In a separate incident, a pick-up truck crashed into a tree, killing the former deputy director of a subdistrict administrative organisation.

In the early hours of yesterday, Pol Capt Wiwatchai Rak-kaew, the deputy lead investigator of Nongsarai Police Station in Pak Chong District of Nakhon Ratchasima Province received information about a pickup truck crashing into a ditch on Mittraphap Road.

The man who died in the accident was Surasak Kaewtham, 37, a former deputy director of Chiengraknoi Subdustrict Administrative Organisation in Pathum Thani province. Four other passengers were found with varying degrees of injuries from the accident.

Pol Capt Wiwatchai ordered for the body to be autopsied for further investigation to determine how the incident occurred.

"We believe that that the man who was driving the vehicle had most likely dozed off at the wheel, as there appeared to be no sign of any attempts to brake where the vehicle had left the road," said Pol Capt Wiwatchai.
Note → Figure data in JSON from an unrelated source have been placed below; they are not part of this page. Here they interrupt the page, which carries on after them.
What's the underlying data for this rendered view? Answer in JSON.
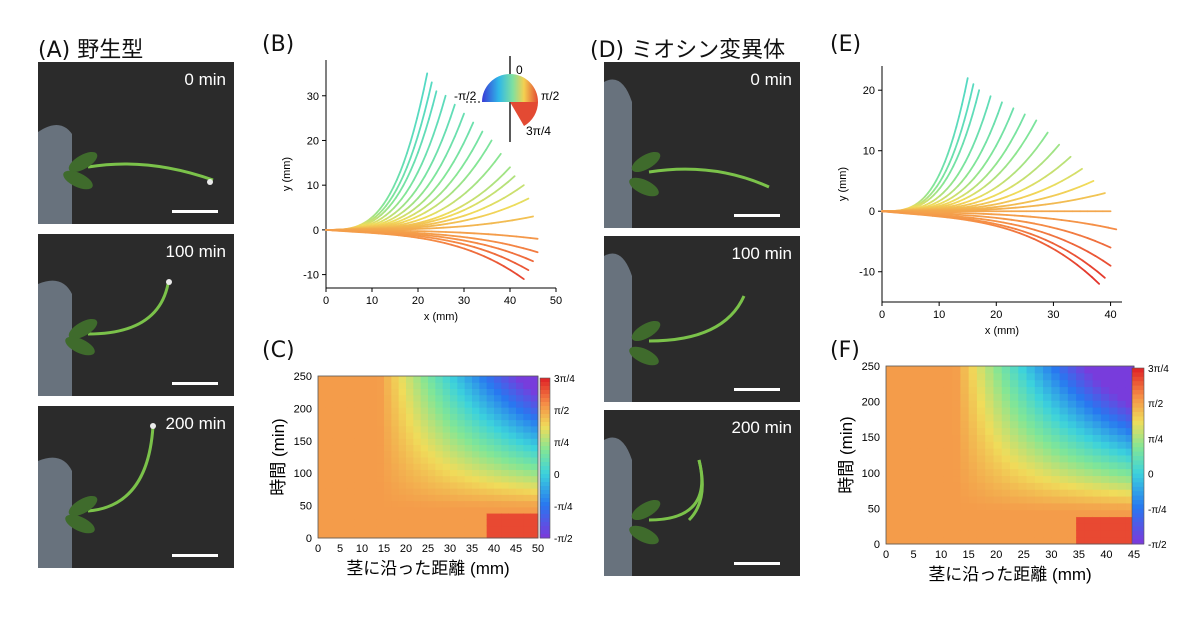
{
  "panels": {
    "A": {
      "label": "(A) 野生型",
      "times": [
        "0 min",
        "100 min",
        "200 min"
      ]
    },
    "B": {
      "label": "(B)"
    },
    "C": {
      "label": "(C)"
    },
    "D": {
      "label": "(D) ミオシン変異体",
      "times": [
        "0 min",
        "100 min",
        "200 min"
      ]
    },
    "E": {
      "label": "(E)"
    },
    "F": {
      "label": "(F)"
    }
  },
  "angle_legend": {
    "top": "0",
    "left": "-π/2",
    "right": "π/2",
    "bottom": "3π/4"
  },
  "colors": {
    "photo_bg": "#2b2b2b",
    "plant": "#7bc24a",
    "leaf": "#3f6b2c",
    "mesh": "#6f7a86"
  },
  "chart_data": [
    {
      "id": "B",
      "type": "line",
      "xlabel": "x (mm)",
      "ylabel": "y (mm)",
      "xlim": [
        0,
        50
      ],
      "ylim": [
        -13,
        38
      ],
      "xticks": [
        "0",
        "10",
        "20",
        "30",
        "40",
        "50"
      ],
      "yticks": [
        "-10",
        "0",
        "10",
        "20",
        "30"
      ],
      "note": "stem shapes over time, colored by tangent angle",
      "curves_tip": [
        [
          22,
          35
        ],
        [
          23,
          33
        ],
        [
          24,
          31
        ],
        [
          26,
          30
        ],
        [
          28,
          28
        ],
        [
          30,
          26
        ],
        [
          32,
          24
        ],
        [
          34,
          22
        ],
        [
          36,
          20
        ],
        [
          38,
          17
        ],
        [
          40,
          14
        ],
        [
          41,
          12
        ],
        [
          43,
          10
        ],
        [
          44,
          7
        ],
        [
          45,
          3
        ],
        [
          46,
          -2
        ],
        [
          46,
          -5
        ],
        [
          45,
          -7
        ],
        [
          44,
          -9
        ],
        [
          43,
          -11
        ]
      ]
    },
    {
      "id": "C",
      "type": "heatmap",
      "xlabel": "茎に沿った距離 (mm)",
      "ylabel": "時間 (min)",
      "xlim": [
        0,
        50
      ],
      "ylim": [
        0,
        250
      ],
      "xticks": [
        "0",
        "5",
        "10",
        "15",
        "20",
        "25",
        "30",
        "35",
        "40",
        "45",
        "50"
      ],
      "yticks": [
        "0",
        "50",
        "100",
        "150",
        "200",
        "250"
      ],
      "colorbar": [
        "3π/4",
        "π/2",
        "π/4",
        "0",
        "-π/4",
        "-π/2"
      ]
    },
    {
      "id": "E",
      "type": "line",
      "xlabel": "x (mm)",
      "ylabel": "y (mm)",
      "xlim": [
        0,
        42
      ],
      "ylim": [
        -15,
        24
      ],
      "xticks": [
        "0",
        "10",
        "20",
        "30",
        "40"
      ],
      "yticks": [
        "-10",
        "0",
        "10",
        "20"
      ],
      "curves_tip": [
        [
          15,
          22
        ],
        [
          16,
          21
        ],
        [
          17,
          20
        ],
        [
          19,
          19
        ],
        [
          21,
          18
        ],
        [
          23,
          17
        ],
        [
          25,
          16
        ],
        [
          27,
          15
        ],
        [
          29,
          13
        ],
        [
          31,
          11
        ],
        [
          33,
          9
        ],
        [
          35,
          7
        ],
        [
          37,
          5
        ],
        [
          39,
          3
        ],
        [
          40,
          0
        ],
        [
          41,
          -3
        ],
        [
          40,
          -6
        ],
        [
          40,
          -9
        ],
        [
          39,
          -11
        ],
        [
          38,
          -12
        ]
      ]
    },
    {
      "id": "F",
      "type": "heatmap",
      "xlabel": "茎に沿った距離 (mm)",
      "ylabel": "時間 (min)",
      "xlim": [
        0,
        45
      ],
      "ylim": [
        0,
        250
      ],
      "xticks": [
        "0",
        "5",
        "10",
        "15",
        "20",
        "25",
        "30",
        "35",
        "40",
        "45"
      ],
      "yticks": [
        "0",
        "50",
        "100",
        "150",
        "200",
        "250"
      ],
      "colorbar": [
        "3π/4",
        "π/2",
        "π/4",
        "0",
        "-π/4",
        "-π/2"
      ]
    }
  ]
}
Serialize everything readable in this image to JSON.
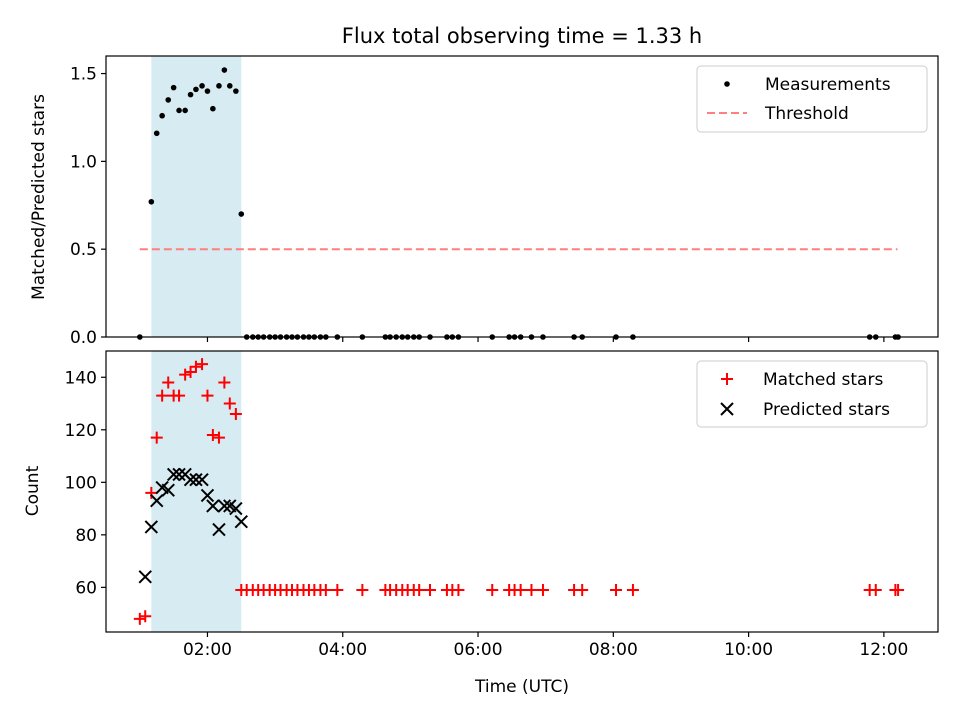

Thailand's road accident rate remains alarmingly high, and currently stands as the second-worst in the world, despite efforts to strictly enforce traffic laws.

The Transport Ministry has recently requested more time to decide whether or not to buy more speed cameras to help prosecute traffic law violators -- although a majority of these accidents are caused by motorbikes, not cars.

The World Health Organisation Collaborating Centre for Injury Prevention and Safety Promotion found that only 4% of people who violate traffic laws nationwide pay their fines and only 20% of violators are given tickets, which may encourage drivers to blatantly flout the laws.